The same statement made by a billionaire and by someone just sanctioned and finding their benefits suspended, will carry very different meanings. Words do not carry only their surface meaning. Their context is just as important, if you are to interpret their underlying meaning.
Remember, words may have more than one context. If I quote someone else, it may be worth asking this question of both the originator of the words and me.
Why Are They Saying it?
This questions both the speaker and the listener. The listener needs to understand the speaker’s motivation. The context may help you decide about their motivation. Remember too, the motivation may be layered. A story about personal hardship may be intended to be inspirational but at the same time may be a way to build trust as part of a sales talk.
Words spoken by a wealthy business person may be intended to be helpful but they should meet a degree of suspicion. The speaker is trying to build credibility and will meet suspicion of their motives. This is a real challenge for people in business. On balance the more suspicious your audience is, the better. There’s not a lot you can do about the fact of suspicion. You simply need to take up the challenge of building trust.
Who Benefits?
If a billionaire business person, standing for election, promises to cut taxes for the wealthy, you have the answer to this question. It cuts to the core of any message, however the speaker dresses it up, other wealthy people will benefit.

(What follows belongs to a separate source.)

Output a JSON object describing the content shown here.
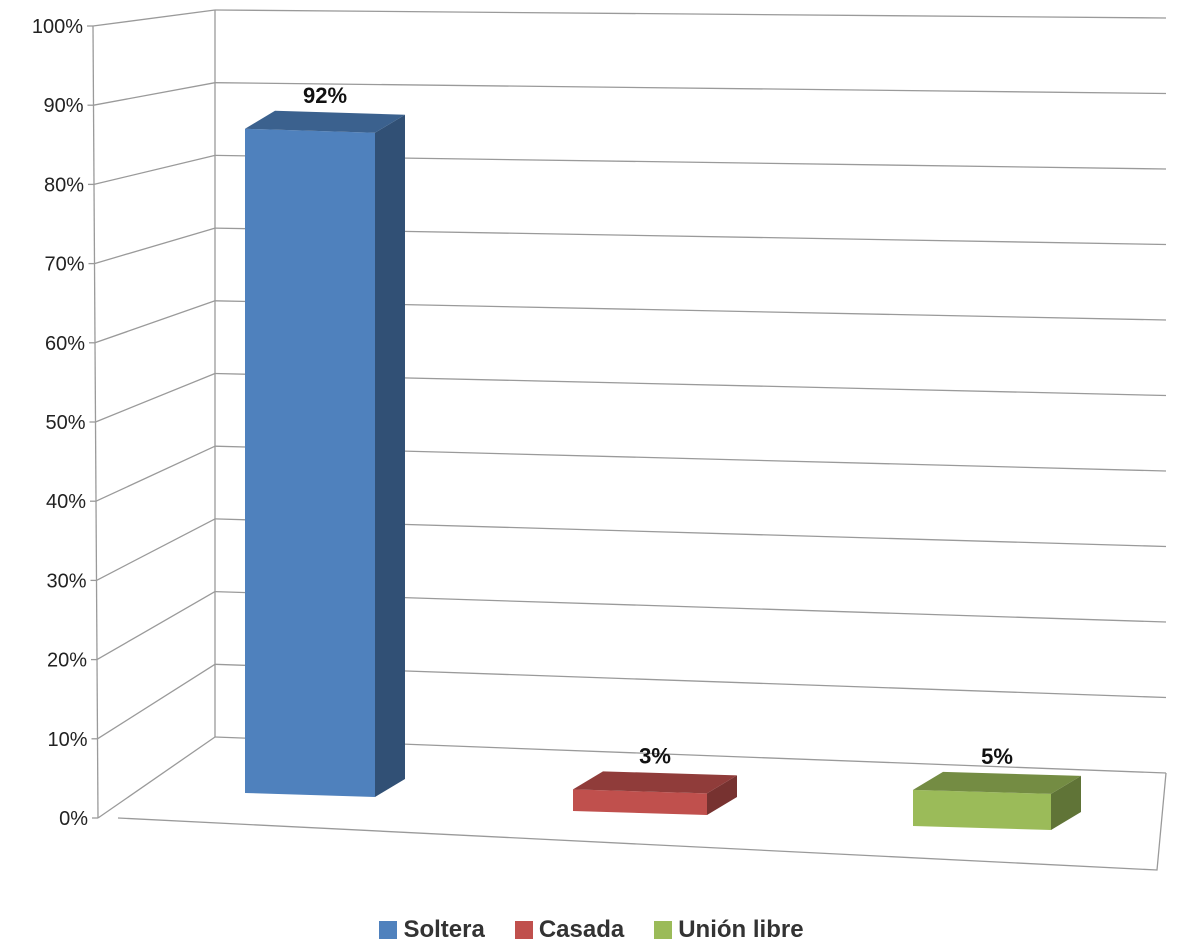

No amount of speaking the language of the people, promising them real change, etc will make one iota of difference. Of course, the answer to this question can just as easily be good news for the most disadvantaged. The challenge is to spot what is genuine and take the rest as window dressing.
Who Loses Out?
This can sometimes be the hardest of the four questions. We all want to believe the promises we hear from politicians and preachers. A message that speaks my language and offers easy solutions to my problems can be very seductive. The challenge is to listen carefully and work out who will indeed lose out.
I don’t mean the obvious. A speech, like so many we hear these days, may blame immigrants for our social ills. This question is not so much about the truth of this claim but pushes us to ask, who actually will lose out. History is littered with populations who, carried away on a tidal wave of rhetoric, vote against their own interests.
By all means leap on the next passing bandwagon but it is always worth checking you know exactly where it is taking you.
Do you have any questions that help you test whether what you hear or read is valid?